Name changer here. Sorry, this is long...would appreciate any thoughts from you wise women (and men).
I've got myself into a situation and I genuinely don't know what to do about it. I've been separated for about 18 months (quick background my H left me for a colleague and they are now living together, we have a 2.5 year old DD who we share parenting with - I was utterly devastated at the time but am now moving on from it.)
A couple of months ago I met a bloke when I was out and we swapped phone numbers. I felt at the time like I was ready to meet someone new (I hadn't been interested until this point) and was flattered when he kept texting me but wasn't sure about meeting up again. I signed up for a couple of internet sites and went on a few dates but nothing came of them - it was just fun getting out and meeting people. This bloke was persistent though and eventually about a month later I finally agreed to go and meet him again. We had a brilliant time and ended up spending the night together. He told me things were complicated in his life and the more I got to know him the more I realised how true this was. He is still living with his ex, has a child and lots of other issues with complicated family etc. He's had a really hard upbringing and doesn't seem to have many people who genuinely put his needs first or who he can even talk to about anything. His mates are not what he calls 'proper friends' (he lost touch with them when he moved to a new area) and there are things he has never told anyone about before he met me. Over the last few weeks it has got more and more intense and he has told me he loves me. I have started falling in love with him too, and really feel like we might be able to have a future together, but the current situation is so difficult that we can't be a 'normal' couple and have proper time together - it's always a few hours here and there followed by stress and recriminations when he goes home.

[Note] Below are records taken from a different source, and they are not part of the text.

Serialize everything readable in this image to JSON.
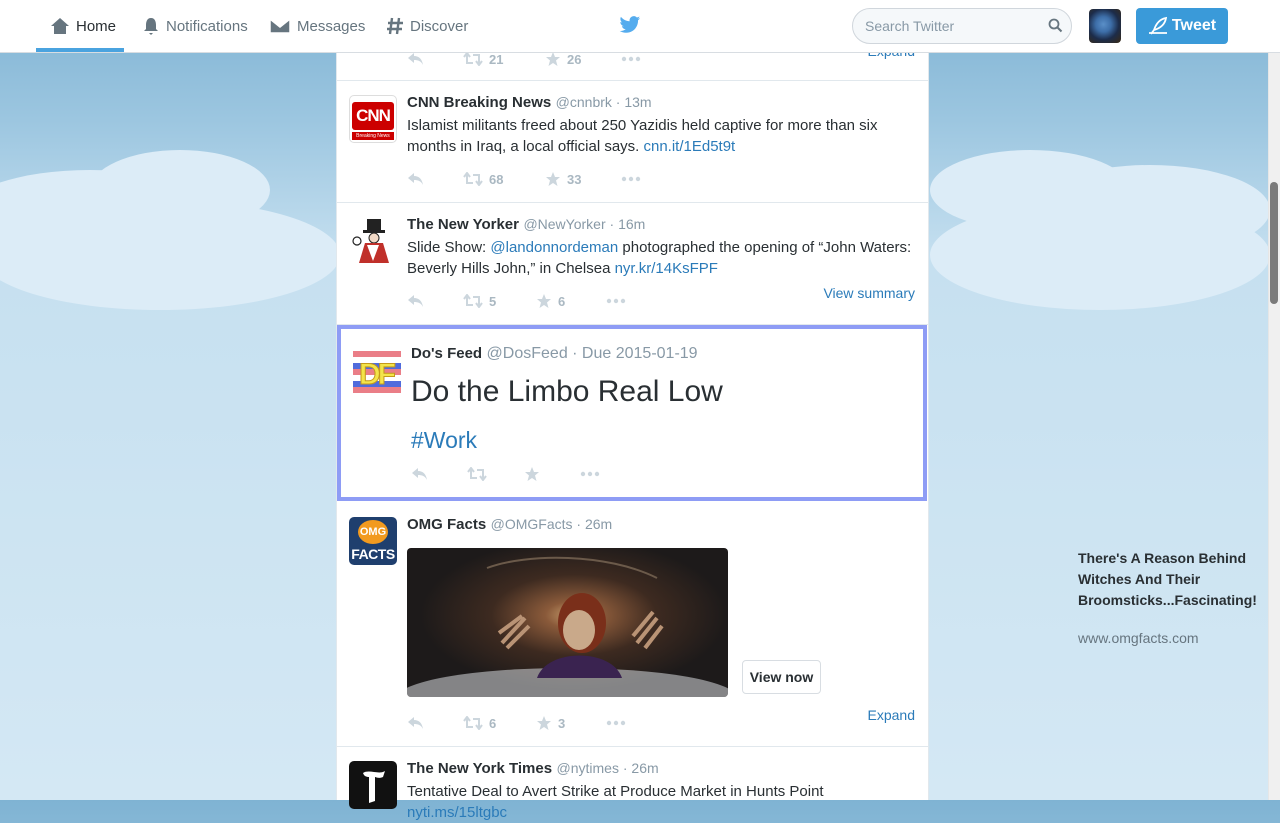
{
  "nav": {
    "home": "Home",
    "notifications": "Notifications",
    "messages": "Messages",
    "discover": "Discover",
    "active": "Home"
  },
  "search": {
    "placeholder": "Search Twitter"
  },
  "tweet_button": "Tweet",
  "colors": {
    "accent": "#3a9ad9",
    "link": "#2b7bb9",
    "highlight_border": "#8e9cf5"
  },
  "timeline": {
    "partial_top": {
      "retweets": "21",
      "favorites": "26",
      "expand": "Expand"
    },
    "tweets": [
      {
        "name": "CNN Breaking News",
        "meta": "@cnnbrk · 13m",
        "text": "Islamist militants freed about 250 Yazidis held captive for more than six months in Iraq, a local official says. ",
        "link": "cnn.it/1Ed5t9t",
        "retweets": "68",
        "favorites": "33",
        "avatar_text": "CNN",
        "avatar_sub": "Breaking News"
      },
      {
        "name": "The New Yorker",
        "meta": "@NewYorker · 16m",
        "text_a": "Slide Show: ",
        "mention": "@landonnordeman",
        "text_b": " photographed the opening of “John Waters: Beverly Hills John,” in Chelsea ",
        "link": "nyr.kr/14KsFPF",
        "retweets": "5",
        "favorites": "6",
        "right_link": "View summary"
      },
      {
        "name": "Do's Feed",
        "meta": "@DosFeed · Due 2015-01-19",
        "title": "Do the Limbo Real Low",
        "hashtag": "#Work",
        "avatar_text": "DF"
      },
      {
        "name": "OMG Facts",
        "meta": "@OMGFacts · 26m",
        "avatar_top": "OMG",
        "avatar_bottom": "FACTS",
        "card_title": "There's A Reason Behind Witches And Their Broomsticks...Fascinating!",
        "card_domain": "www.omgfacts.com",
        "card_button": "View now",
        "retweets": "6",
        "favorites": "3",
        "right_link": "Expand"
      },
      {
        "name": "The New York Times",
        "meta": "@nytimes · 26m",
        "text": "Tentative Deal to Avert Strike at Produce Market in Hunts Point ",
        "link": "nyti.ms/15ltgbc"
      }
    ]
  }
}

And then last night he dropped the bombshell - well, I guessed. I thought there was something strange about the fact that his ex was always on his back, and when he said he had something to tell me the penny dropped - she's pregnant and due to give birth soon.
He has assured me that they are split up - he has even told her a couple of times that he is leaving but can't do it in practical terms (nowhere to go, no money, mortgage etc) or emotionally (doesn't want to leave his son or ask his ex to move in with family which would be the only option). From what he has told me she is very confrontational and is always shouting and swearing at him in front of their DS, telling him that he's a shit dad etc. He spends as little time at home as possible anyway, because he can't stand being there, although this may have gotten worse since we met each other, which I feel terrible about. Without going into too much detail I don't believe that they have any long-term future together, but my dilemma is whether I should just back the hell out and keep away for a few months while he deals with the situation or stay in his life and be supportive. I can't really find any way to justify distracting his attention from a newborn baby, however he feels about his ex I think he needs to concentrate on his children for a while. But - and of course there's a but - I feel really strongly about him and want to be there for him. Am I kidding myself? Can any good come of this situation?